Likewise, it is essential for Christians to be filled with the afflictions of Christ so that we might help others find their true identity in the cross. Thus we must fill what is lacking in Christ afflictions within our own lives.

The individualism of our culture has stripped the church of its proper role in God’s scheme of things. God created the church for the ongoing redemption of humankind. We are here to seek and save the lost by allowing our lives to filled with the same afflictions of Christ as we die to this world. For those of us who have been baptized we must remember our commitment to die with Christ at baptism.
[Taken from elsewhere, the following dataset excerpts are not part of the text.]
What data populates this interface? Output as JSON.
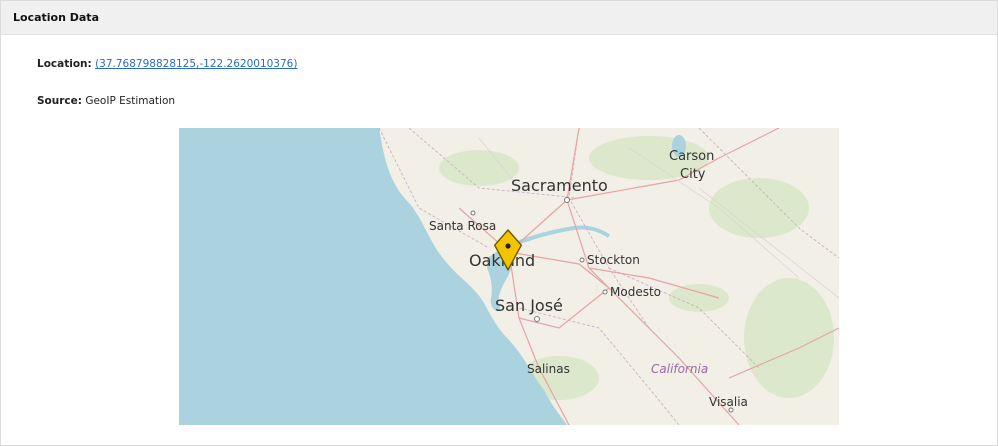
{
  "panel": {
    "title": "Location Data"
  },
  "location": {
    "label": "Location:",
    "value": "(37.768798828125,-122.2620010376)"
  },
  "source": {
    "label": "Source:",
    "value": "GeoIP Estimation"
  },
  "map": {
    "cities": {
      "carson": "Carson",
      "city": "City",
      "sacramento": "Sacramento",
      "santa_rosa": "Santa Rosa",
      "oakland": "Oakland",
      "stockton": "Stockton",
      "modesto": "Modesto",
      "san_jose": "San José",
      "salinas": "Salinas",
      "california": "California",
      "visalia": "Visalia"
    },
    "colors": {
      "water": "#aad3df",
      "land": "#f1efe6",
      "marker": "#f5c400",
      "marker_outline": "#6b5a00"
    },
    "marker_icon": "map-pin-icon"
  }
}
In a reformatory, a rebellious boy stabbed another youth, inflicting a minor wound; he was sentenced to 3 months in a dark cell on a bread-and-water diet. He was afraid of the dark, and the prospect of what lay ahead terrified him. The wounded boy, who was a Christian, volunteered to take his place. The director accepted his offer on the condition that the guilty boy bring the bread and water to the other boy each day. On the sixth day he broke down and asked to take the punishment himself. The suffering of that Christian boy had touched his heart, and soon the guilty boy became a believer in Christ.

Satan wishes to distort the true identity of the church by distorting the cross. He wants us to believe that our salvation stops at the cross. He would like for us to believe that Christ has made the only sacrifice that needs to be made. However, the cross requires a personal sacrifice.

Conclusion:

The power and glory of the cross affords us the opportunity of becoming one in purpose with God as we seek to recreate the world through the knowledge of the cross.

The road to the cross begins with believing in the Christ to the point that you are willing to die with him in baptism that you might be resurrected to bear your own cross in the power and glory of God.

Initially, it all seems as horrifying as Christ's death on the cross, but it the only way to discover the real you made in the image of God.